Last Updated: 2023-10-30 15:30:39 UTC
by Johannes Ullrich (Version: 1)
The recent patch to iOS/macOS for CVE-2023-42846 made me think it is probably time to write up a reminder about the privacy impact of UPNP and multicast DNS. This is not a new issue, but it appears to have been forgotten a bit [vuln]. In particular, Apple devices are well-known for their verbose multicast DNS messages.
What is multicast DNS?
Typically, we think of DNS as a client-server protocol where our clients will connect to preconfigured resolvers. In this scenario, it is possible to register hostnames dynamically. Still, the setup is complex and requires configuring the DNS server to allow for these registrations. For a home user, this is complex, but you would still like to have the option to refer to systems by hostname instead of by IP address.
Multicast DNS solves two issues: It allows hosts to register their name and any services they offer and allows hosts connected to the same local network to find services offered by hosts on the network. Multicast DNS uses port 5353 and the multicast group 188.8.131.52 (IPv4) or ff02::fb (IPv6). These are link-local addresses, and the traffic is not routable. The main security feature of Multicast DNS is that the messages only reach local hosts on a (believed to be) trusted local network. There is no authentication or encryption of the messages as this would require some cryptographic key infrastructure. The protocol is supposed to be "plug and play."
Netbios and LLMNR have played roles like this in Windows, but even Windows has been moving to mDNS. While mDNS was originally developed by Apple as "Bonjour", it has now been adopted by Windows and Linux. Another similar protocol is SSDP (Simple Service Discovery Protocol). SSDP is often used next to mDNS. But SSDP never became an IETF standard, and no RFC describes it. Instead, the SSDP standard is now defined as part of Universal Plug and Play (UPNP) [upnp]
In my opinion, the largest risk from mDNS comes from users joining untrusted networks (think the classic example of a coffee shop or SANS event WiFi network).

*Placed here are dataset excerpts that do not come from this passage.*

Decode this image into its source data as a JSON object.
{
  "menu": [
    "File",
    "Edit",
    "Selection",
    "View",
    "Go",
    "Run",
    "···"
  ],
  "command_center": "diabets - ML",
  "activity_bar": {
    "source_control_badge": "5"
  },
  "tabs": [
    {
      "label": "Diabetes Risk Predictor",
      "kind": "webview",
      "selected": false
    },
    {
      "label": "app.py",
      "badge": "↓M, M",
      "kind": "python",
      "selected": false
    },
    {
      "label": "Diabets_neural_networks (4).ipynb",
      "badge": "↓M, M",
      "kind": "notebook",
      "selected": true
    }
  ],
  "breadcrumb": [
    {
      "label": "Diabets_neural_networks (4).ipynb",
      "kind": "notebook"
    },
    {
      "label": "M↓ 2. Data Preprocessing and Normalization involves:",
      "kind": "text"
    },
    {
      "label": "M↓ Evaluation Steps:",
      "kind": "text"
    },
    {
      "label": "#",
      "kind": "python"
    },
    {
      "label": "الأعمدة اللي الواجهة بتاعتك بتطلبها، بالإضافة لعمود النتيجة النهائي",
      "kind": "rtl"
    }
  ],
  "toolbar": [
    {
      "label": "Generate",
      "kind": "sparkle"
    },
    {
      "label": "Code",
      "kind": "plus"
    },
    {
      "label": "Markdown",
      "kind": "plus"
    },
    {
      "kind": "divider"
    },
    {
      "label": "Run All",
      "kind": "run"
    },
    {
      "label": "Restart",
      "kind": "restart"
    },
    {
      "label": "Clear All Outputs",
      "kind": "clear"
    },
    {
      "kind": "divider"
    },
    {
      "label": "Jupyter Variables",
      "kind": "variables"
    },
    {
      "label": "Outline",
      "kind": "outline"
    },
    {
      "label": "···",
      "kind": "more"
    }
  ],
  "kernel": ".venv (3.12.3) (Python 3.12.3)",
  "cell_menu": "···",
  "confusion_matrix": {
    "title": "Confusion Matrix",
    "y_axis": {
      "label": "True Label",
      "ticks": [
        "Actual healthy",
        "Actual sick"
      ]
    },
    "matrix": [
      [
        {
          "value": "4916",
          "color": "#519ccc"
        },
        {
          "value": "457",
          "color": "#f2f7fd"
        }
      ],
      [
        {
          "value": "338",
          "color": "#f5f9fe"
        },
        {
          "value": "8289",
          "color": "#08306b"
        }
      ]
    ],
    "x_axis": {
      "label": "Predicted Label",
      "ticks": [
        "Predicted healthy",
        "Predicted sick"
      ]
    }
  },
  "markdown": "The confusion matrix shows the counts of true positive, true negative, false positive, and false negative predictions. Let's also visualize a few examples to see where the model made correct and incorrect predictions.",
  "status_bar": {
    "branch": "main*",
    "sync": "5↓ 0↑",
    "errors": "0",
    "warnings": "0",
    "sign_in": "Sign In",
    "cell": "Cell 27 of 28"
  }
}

Their devices will "broadcast" (I should say "multicast") details to everybody on the network willing to listen.
Operating systems come with mDNS resolvers, but disabling them may not solve the problem entirely. Instead, blocking port 5353 outbound and inbound is usually recommended on host-based firewalls [msft].
But let's look at a quick example to see what information is being sent as part of mDNS messages:
2019 MacBook Pro._device-info._tcp.local: type TXT, class IN
Name: 2019 MacBook Pro._device-info._tcp.local
Type: TXT (Text strings) (16)
.000 0000 0000 0001 = Class: IN (0x0001)
0... .... .... .... = Cache flush: False
Time to live: 4500 (1 hour, 15 minutes)
Data length: 51
TXT Length: 20
TXT Length: 10
TXT Length: 18
First of all you will see the hostname. By default, this usually includes the name of the primary user of the device. I renamed it to "2019 MacBook Pro". Interesting are also the model: MacBookPro15,2, which is the model number of a 2019 MacBook Pro, and for some reason, apple thinks it is a good idea to send along the color of the devices. 157,157,160 are the RGB codes for the silver color of the MacBook.
Disabling mDNS in a home network is usually a bad idea. It will break many convenient features like finding shared disks, using screen sharing, and printing. For iOS, in particular, I am aware of no great way to disable mDNS. If you know one, Let me know. At the very least, you want to "anonymize" the hostname. Call your iPhone "iPhone" instead of "Johannes' iPhone." And use cellular connectivity instead of public WiFi if possible.
Home automation systems, smart speakers, network-connected TVs, and audio receivers also use mDNS to discover each other. IoT devices often use mDNS to make it easier to configure and discover them. This can also lead to issues if you are trying to keep these devices on a different VLAN. The multicast messages will not leave the VLAN, which may lead to difficulties using these devices.